Christy got off the bus after them and waited on the shoulder for him to walk to her. She turned toward home. They walked without speaking. Finally, she said, “I tried playing the guitar on Sunday. Dad bought me a Johnny Winter slide. He said it was the ‘Cadillac of guitar slides,’ but it was too long. I couldn’t control it. I thought I should go old-school and use a coke bottle neck instead.”

Peter wasn’t sure exactly what she was talking about, but he said, “Uh huh,” as if he did. He didn’t feel much like conversation.

He kicked a rock the size and shape of a plum. It skittered to a stop ten feet away, and when they got to it, Christy kicked it another ten feet. Peter’s third kick went sideways into the weeds off the shoulder. He was sorry the game stopped.

Christy continued, as if there’d been no pause. “I just didn’t have a guitar lick in me anyways. I watched movies instead.”

Peter perked up. “Really? Which ones?”

“Whenever the Poms get together for a movie night, they want whatever’s come out last. I keep suggesting old films. Did you ever see
Casablanca
? Ingrid Bergman’s in it. She’s amazing. She won an Oscar for
Gaslight
, which wasn’t nearly as good. But I think I just like black and white movies. They aren’t about computer graphics.”

“What about
King Kong
, the Fay Wray version? That’s fantastic claymation. No electronic trickery there.”

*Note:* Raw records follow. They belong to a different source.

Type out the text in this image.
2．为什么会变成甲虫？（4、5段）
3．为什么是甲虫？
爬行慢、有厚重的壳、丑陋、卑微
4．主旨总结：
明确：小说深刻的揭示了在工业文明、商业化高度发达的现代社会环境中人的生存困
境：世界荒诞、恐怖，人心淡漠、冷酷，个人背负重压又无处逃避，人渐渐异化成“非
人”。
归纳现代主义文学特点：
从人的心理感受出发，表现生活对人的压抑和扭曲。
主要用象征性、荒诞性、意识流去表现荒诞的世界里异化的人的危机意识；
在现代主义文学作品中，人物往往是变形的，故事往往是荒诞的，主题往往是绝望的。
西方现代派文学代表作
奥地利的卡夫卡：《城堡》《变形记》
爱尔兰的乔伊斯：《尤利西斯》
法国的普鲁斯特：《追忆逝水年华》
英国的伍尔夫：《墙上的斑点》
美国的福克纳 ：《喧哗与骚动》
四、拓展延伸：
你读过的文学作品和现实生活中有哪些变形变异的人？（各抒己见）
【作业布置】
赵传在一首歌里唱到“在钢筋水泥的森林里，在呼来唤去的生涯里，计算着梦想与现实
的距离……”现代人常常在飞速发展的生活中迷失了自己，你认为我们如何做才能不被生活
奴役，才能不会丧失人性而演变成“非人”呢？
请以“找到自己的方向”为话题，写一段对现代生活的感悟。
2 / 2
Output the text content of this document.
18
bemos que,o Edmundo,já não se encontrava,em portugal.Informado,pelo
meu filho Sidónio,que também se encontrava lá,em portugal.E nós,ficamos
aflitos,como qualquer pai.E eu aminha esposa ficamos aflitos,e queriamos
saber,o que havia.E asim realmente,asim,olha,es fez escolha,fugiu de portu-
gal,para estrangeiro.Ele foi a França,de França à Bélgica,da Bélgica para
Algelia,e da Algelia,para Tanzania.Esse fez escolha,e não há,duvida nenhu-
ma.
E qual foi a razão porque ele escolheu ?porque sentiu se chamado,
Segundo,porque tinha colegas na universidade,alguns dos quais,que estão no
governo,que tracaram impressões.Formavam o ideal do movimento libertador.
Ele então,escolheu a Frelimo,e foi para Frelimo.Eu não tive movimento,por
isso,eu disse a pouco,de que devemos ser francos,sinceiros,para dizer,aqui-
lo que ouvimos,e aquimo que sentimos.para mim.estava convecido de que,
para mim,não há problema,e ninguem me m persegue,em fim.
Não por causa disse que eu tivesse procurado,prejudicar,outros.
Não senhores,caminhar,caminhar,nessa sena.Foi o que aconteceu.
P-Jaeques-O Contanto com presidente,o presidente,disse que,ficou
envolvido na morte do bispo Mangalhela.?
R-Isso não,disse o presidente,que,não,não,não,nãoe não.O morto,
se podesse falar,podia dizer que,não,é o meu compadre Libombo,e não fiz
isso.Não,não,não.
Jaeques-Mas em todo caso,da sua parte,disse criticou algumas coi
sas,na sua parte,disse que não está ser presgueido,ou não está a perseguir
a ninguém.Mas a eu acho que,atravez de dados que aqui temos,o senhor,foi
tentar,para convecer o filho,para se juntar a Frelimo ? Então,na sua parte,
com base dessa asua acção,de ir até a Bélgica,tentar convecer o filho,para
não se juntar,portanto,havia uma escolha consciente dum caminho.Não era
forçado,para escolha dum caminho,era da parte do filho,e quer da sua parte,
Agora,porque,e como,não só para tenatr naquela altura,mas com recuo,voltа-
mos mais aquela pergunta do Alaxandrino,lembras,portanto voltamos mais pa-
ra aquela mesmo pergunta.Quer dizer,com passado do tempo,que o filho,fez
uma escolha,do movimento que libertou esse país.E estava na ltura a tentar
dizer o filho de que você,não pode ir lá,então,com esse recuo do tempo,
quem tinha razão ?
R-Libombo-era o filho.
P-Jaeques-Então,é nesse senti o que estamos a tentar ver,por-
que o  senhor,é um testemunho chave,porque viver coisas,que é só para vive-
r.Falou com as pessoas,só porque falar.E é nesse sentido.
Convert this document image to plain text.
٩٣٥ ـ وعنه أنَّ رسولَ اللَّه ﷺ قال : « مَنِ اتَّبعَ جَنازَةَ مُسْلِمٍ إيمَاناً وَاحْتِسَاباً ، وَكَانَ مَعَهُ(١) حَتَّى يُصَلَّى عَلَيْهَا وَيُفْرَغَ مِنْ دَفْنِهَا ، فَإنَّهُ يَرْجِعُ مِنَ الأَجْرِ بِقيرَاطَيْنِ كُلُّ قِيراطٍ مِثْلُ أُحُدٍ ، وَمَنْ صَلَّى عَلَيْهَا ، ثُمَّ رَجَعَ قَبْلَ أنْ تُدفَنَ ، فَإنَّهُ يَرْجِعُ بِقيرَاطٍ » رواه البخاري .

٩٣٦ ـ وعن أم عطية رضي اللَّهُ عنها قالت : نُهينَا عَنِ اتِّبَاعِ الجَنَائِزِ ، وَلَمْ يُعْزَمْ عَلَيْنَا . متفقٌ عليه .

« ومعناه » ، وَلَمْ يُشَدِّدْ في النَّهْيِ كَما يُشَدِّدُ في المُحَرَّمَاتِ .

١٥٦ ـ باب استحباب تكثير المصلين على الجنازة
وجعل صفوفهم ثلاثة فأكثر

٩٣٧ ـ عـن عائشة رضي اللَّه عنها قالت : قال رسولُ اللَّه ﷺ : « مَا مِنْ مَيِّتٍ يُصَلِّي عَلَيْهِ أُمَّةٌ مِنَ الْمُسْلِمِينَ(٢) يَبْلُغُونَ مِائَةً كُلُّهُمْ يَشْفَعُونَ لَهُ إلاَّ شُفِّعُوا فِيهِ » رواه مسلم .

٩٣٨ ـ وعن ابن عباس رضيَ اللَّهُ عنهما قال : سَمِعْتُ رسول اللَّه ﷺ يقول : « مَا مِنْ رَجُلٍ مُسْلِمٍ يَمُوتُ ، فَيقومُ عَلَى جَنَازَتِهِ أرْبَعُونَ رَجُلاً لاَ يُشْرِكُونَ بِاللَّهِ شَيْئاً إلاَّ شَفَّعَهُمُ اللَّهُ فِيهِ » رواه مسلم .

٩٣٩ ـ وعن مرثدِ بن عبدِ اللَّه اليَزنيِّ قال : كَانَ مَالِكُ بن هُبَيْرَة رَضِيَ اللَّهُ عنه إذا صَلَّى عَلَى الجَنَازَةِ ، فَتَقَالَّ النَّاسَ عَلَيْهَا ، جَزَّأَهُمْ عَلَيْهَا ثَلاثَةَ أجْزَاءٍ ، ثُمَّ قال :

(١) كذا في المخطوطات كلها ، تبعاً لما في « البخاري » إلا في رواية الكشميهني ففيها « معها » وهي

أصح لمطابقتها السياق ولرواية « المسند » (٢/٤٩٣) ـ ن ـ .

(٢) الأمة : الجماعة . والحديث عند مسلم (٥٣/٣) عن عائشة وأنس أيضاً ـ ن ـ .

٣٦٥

“Exactly what I mean,” she said. “Have you seen
The Incredible Shrinking Man
? It’s one of my favorites.”

They talked about films for the rest of the walk, and when they got home they stood on the lawn between their houses debating the finer points of Audie Murphy versus Glen Ford’s westerns.

Finally, Christy’s mom poked her head out her front door to call Christy in for dinner.

“I’ll see you tomorrow,” she said.

“Sounds good.”

But at midnight, while Peter worked on the late
Of Mice and Men
paper, she texted him, and they exchanged texts back and forth until 2:00 am, when the paper was done.